Used to be big into the rave scene and did it quite a bit
It was fun but eventually the magic sort of went away and I just stopped doing it forever
I was -generally- a bit more responsible than most people though, except for maybe one or two times I always waited over a month before dosing again
I know/knew a lot of people who would do it every two weeks and it always made me cringe, literally ruining their seratonin receptors
I was pretty much the only one I ever knew who did their research at least somewhat and wasn't full on "YEA BRO MOLLY IS FINE FOR YOUR BRAIN PERFECTLY SAFE JUST WAIT A WEEK IN BETWEEN 500MG DOSES LOL"
on nye a friend of mine had mdma and offered me some at 5 am i then went to the pub and talked with my friends and also my brother, i rarely see my brother when i go out. but i also drank alot so i just felt really great the entire time
i also forgot that i took it sorta so when it hit me i was like like sheet
initially it gave me euphoria and energy. did not make me want to socialize but rather just chainsmoke cigs
now it just makes me dehydrated and nauseated. waste of $ and time desu.
however no drugs make me social, especially alcohol so take that with a grain of salt. i've been looking hard for a social drug but i think i'm just an extreme schizoid and will only ever feel comfortable in solitude
i'm pretty sure all the MDMA I've taken has been cut with speed. I' m an anxious person to begin with so that probably has a lot to do with it.

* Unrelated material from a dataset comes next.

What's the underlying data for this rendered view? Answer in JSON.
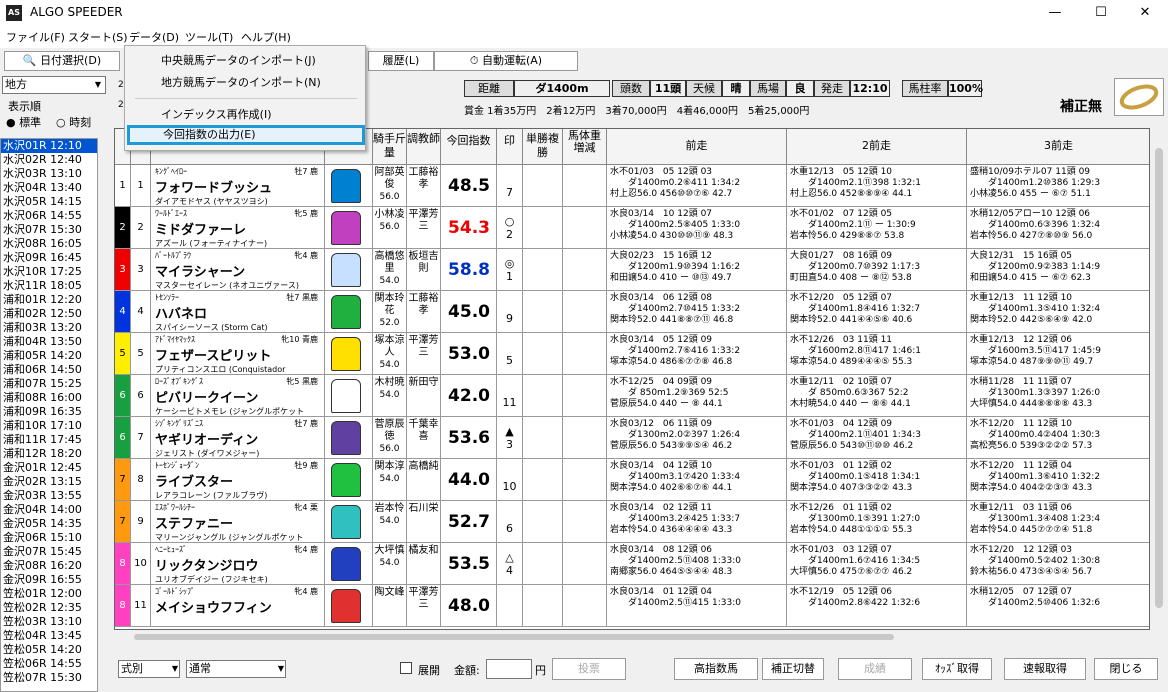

the first time I tried it I was with my boyfriend. we were at this point where I had fallen in love with him and I wanted to tell him and he had been anticipating it but he wasn't sure how he felt
we took mdma
instead of making me feel good and affectionate, it made me really REALLY fucking anxious, grimey and I couldn't sit still
I was gonna wait til I came down to be lovey dovey with him but he was feeling anxious too so he wanted to talk about how I was feeling. kinda tainted the whole confession of my love but whatever
later I tried it again when we went to a show. made me anxious and when I was coming down I had these feelings of doom, like I was looking over at him in a taxi cab and just thinking "our relationship is going to fail". it was totally unprecedented, no reason to feel that way. I started to panic that our relationship was over now because I wouldn't be able to continue being in love with him knowing now that our relationship would end, I was terrified to say anything about how I was feeling
when I woke up the next day I was totally back to normal
tried it again later. it must have been better stuff. It did make me a tiny bit anxious but I suppressed the anxiety pretty well, although I've noticed when I'm on MDMA I have this feeling like I'm going to say something that's not true and ruin my relationship. I pushed that in the back of my head and we went for a long walk and it felt really good. Like I've never been on a walk where like every step was enjoyable, just the feel of my feet hitting the sidewalk was enjoyable.
I've decided not to do mdma anymore because there's nothing really there that makes me feel like it's actually worth the fuss.